Business Monday: Aspen Highlands Ritz-Carlton owners’s suit clears legal hurdle
More than 240 owners of timeshares at the Ritz-Carlton Club at Aspen Highlands scored a recent legal victory in their litigation claiming their properties’ values dropped by more than 80 percent.
Last month a federal judge denied in part an April 2017 motion to dismiss the lawsuit against defendants Aspen Highlands Condominium Association and Marriott Vacations Worldwide Corp., as well as four other defendants. The March 29 ruling means they must face the five surviving claims brought on them by plaintiffs, whose suit alleges the values of their units plummeted after the Ritz-Carlton Club established an affiliation with Marriott Vacation Club Destinations in April 2014.
Once the Marriott affiliation was hatched, the 1/12 fractional ownership interests — which originally were bought for between $200,000 and $400,000, lost their cachet of exclusivity and became less marketable, the suit contends.
Previous Aspen Times research shows that some of the fractional units have sold for less than six figures in the wake of the affiliation. One share changed ownership for $28,000 in April 2017, after once being sold for $432,250 in October 2006.
The defendants include the condo association, Marriott Vacations, Marriott Ownership Resorts, Ritz-Carlton Management Co., Cobalt Travel Co., and Lion & Crown Travel Co. All are accused of calling the shots for the condo association and stripping them of some of their exclusive membership benefits.
The Aspen Highlands Ritz-Carlton owners say they must pay condo association fees ranging from $12,000 to $16,000 a year, while Marriott point-holders do not. They also contend they had no influence on the affiliation with Marriott, though they were informed nearly two years before the affiliation was made official that it was being negotiated.
U.S. District Judge Philip A. Brimmer’s ruling notes that wheels for the affiliation were set in motion on July 17, 2012. That’s when Cobalt’s general manager sent a letter to the Highlands owners that “additional benefits and experiences will be available through a new affiliation with Marriott Vacation Club.” Fractional owners at other Ritz-Carltons also were notified of the change, including those at Bachelor Gulch in Beaver Creek, whose members voted to cut off the affiliation, the judge’s ruling noted.
However, Brimmer noted that Aspen Highlands Condominium Association “acted arbitrarily by declining to hold a vote before agreeing to the (Marriott Vacation Club) affiliation.

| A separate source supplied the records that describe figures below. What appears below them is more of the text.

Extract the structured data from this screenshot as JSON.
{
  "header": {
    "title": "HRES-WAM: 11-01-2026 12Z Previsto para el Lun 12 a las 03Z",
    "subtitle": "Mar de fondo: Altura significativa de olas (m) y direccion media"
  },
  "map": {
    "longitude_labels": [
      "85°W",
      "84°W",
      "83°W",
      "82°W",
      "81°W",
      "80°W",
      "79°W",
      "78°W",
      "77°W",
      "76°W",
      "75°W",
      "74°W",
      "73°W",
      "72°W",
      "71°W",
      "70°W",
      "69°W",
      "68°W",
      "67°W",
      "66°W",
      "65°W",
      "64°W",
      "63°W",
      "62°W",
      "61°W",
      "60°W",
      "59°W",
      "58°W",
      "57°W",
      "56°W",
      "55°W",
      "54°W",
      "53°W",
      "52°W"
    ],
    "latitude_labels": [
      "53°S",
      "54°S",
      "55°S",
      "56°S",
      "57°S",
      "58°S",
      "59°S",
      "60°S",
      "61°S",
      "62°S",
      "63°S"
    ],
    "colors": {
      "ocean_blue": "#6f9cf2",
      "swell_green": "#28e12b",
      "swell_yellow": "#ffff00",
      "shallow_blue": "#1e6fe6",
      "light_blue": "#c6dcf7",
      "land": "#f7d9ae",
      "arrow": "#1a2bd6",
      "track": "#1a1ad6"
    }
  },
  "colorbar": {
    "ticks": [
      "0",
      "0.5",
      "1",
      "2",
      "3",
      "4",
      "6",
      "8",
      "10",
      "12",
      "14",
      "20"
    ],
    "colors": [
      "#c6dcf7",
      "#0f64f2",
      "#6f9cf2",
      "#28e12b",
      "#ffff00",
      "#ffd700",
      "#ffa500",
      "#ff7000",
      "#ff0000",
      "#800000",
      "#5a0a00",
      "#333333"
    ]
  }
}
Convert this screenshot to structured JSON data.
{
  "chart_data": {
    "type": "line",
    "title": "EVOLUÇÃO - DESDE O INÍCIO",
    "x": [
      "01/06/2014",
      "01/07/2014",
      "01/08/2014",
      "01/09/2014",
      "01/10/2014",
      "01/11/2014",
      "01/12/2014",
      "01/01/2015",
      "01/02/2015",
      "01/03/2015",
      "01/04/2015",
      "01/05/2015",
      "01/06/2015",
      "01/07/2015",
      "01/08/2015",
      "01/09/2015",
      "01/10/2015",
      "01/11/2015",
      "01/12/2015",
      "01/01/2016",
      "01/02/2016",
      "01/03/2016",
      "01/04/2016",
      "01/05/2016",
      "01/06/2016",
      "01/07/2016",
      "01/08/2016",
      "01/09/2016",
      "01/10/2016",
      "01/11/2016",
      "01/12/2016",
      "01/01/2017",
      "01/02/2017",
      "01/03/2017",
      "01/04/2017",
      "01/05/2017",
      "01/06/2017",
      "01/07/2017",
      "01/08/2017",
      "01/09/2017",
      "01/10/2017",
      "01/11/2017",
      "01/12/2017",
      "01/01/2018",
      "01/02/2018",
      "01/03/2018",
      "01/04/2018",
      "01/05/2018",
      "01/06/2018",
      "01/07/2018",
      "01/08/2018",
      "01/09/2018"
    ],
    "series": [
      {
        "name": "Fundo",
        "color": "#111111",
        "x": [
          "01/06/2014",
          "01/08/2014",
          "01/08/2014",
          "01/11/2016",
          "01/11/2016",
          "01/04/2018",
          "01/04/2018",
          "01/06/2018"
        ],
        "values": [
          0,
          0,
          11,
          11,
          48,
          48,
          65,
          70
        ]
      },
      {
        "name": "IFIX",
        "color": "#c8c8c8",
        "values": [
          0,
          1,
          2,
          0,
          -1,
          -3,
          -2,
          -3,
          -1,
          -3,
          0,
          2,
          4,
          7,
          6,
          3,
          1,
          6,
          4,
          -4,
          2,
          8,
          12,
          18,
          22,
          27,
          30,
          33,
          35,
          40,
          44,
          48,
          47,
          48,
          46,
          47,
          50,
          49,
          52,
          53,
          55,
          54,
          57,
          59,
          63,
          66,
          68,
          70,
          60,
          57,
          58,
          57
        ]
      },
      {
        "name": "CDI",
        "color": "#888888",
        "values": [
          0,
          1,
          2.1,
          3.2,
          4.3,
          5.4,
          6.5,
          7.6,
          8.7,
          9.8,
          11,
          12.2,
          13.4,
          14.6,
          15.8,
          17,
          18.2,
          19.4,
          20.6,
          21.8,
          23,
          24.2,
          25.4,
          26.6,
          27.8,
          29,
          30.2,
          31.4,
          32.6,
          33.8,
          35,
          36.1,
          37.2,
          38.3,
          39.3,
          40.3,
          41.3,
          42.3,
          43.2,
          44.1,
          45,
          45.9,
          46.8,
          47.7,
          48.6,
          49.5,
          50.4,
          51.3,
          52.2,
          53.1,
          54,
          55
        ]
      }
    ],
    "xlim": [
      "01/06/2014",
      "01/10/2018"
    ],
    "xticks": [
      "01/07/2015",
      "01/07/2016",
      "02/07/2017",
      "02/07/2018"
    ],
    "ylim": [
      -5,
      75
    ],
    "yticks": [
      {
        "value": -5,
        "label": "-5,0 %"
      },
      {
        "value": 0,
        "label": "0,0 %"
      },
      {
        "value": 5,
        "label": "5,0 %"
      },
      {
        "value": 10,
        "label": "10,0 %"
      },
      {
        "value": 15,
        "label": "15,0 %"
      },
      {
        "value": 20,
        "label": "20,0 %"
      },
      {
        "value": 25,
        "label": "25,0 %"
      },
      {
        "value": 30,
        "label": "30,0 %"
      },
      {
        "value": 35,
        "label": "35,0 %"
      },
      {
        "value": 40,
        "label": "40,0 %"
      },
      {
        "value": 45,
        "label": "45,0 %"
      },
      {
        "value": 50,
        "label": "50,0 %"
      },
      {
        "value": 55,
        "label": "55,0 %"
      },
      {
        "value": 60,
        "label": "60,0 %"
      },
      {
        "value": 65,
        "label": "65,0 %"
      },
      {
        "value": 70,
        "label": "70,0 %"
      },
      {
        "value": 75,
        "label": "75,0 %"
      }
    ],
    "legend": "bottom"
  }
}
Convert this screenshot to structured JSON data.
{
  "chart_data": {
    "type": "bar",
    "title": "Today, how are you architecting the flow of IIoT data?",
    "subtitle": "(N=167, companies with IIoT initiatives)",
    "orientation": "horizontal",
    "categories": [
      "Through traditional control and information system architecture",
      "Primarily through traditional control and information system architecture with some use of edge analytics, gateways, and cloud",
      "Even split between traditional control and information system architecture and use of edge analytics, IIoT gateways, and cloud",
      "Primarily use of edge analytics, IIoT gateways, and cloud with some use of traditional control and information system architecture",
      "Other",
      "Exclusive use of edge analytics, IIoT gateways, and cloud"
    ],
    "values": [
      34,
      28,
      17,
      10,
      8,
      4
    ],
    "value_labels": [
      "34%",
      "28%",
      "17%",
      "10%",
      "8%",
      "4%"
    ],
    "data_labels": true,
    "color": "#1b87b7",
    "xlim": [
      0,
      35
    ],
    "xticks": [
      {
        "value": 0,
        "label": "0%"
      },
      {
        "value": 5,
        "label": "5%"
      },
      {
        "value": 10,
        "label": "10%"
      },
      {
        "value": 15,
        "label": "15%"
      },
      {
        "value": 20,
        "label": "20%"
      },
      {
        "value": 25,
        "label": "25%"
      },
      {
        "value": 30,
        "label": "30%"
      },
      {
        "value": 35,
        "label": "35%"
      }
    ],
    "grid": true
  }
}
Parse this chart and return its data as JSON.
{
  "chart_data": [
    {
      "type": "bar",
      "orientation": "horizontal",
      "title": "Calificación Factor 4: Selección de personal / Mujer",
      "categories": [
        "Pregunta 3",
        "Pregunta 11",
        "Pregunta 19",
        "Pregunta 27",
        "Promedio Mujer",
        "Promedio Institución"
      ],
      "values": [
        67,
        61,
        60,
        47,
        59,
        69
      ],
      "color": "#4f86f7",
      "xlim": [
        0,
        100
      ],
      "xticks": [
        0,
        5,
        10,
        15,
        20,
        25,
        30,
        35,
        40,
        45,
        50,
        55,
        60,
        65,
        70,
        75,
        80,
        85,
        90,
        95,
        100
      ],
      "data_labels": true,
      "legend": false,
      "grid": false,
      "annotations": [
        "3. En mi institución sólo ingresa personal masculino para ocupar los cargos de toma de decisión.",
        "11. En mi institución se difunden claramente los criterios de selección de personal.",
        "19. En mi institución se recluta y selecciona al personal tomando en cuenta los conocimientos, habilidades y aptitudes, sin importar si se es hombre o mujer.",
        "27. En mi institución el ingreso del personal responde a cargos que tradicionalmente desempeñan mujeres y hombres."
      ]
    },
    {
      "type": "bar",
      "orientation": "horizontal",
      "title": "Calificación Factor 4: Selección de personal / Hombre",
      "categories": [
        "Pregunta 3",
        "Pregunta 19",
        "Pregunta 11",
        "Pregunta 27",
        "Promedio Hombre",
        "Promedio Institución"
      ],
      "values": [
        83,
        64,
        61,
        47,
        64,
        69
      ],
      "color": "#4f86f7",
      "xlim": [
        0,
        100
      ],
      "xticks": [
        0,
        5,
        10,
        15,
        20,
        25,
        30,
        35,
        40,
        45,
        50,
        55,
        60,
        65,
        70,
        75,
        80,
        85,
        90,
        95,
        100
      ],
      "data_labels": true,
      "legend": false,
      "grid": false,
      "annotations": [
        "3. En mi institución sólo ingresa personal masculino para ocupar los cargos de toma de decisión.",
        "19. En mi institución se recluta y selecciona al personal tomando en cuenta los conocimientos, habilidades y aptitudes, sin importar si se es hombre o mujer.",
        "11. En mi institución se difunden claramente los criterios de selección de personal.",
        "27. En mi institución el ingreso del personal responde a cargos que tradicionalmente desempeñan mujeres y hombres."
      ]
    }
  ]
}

Plaintiffs allege that the Association promised such a vote and told its members that such a vote was legally required, before acting contrary to these statements without disclosure or explanation.”
Brimmer also ordered that the defendants will remain on the hook for the breach of fiduciary claim because Ritz-Carlton Management was “entrusted” with control over the fractional owners’ property.
Other surviving claims include aiding and abetting, as well as a portion of the plaintiff’s constructive fraud claim, a legal term for deception without intent.
“Plaintiffs’ allegations of different outcomes at similar resorts where a vote was held, along with allegations of the Marriott defendants’ efforts, with the cooperation of the association, to avoid such a vote at Aspen Highlands are sufficient to state a claim for construction fraud,” the judge’s order says.
The case originated in Pitkin County District Court with two plaintiffs in January 2016, before being transferred to Denver federal court that May.
The Ritz-Carlton’s club brand debuted at Aspen Highlands in 2001. Similar fractional clubs later opened in Bachelor Gulch and Vail; San Francisco; Maui, Hawaii; North Lake Tahoe, California; Jupiter, Florida; St. Thomas, U.S. Virgin Islands; and Abaco, Bahamas.
California attorney Michael J. Reiser and Aspen lawyer Matt Ferguson, who could not be reached for comment Friday, filed the suit.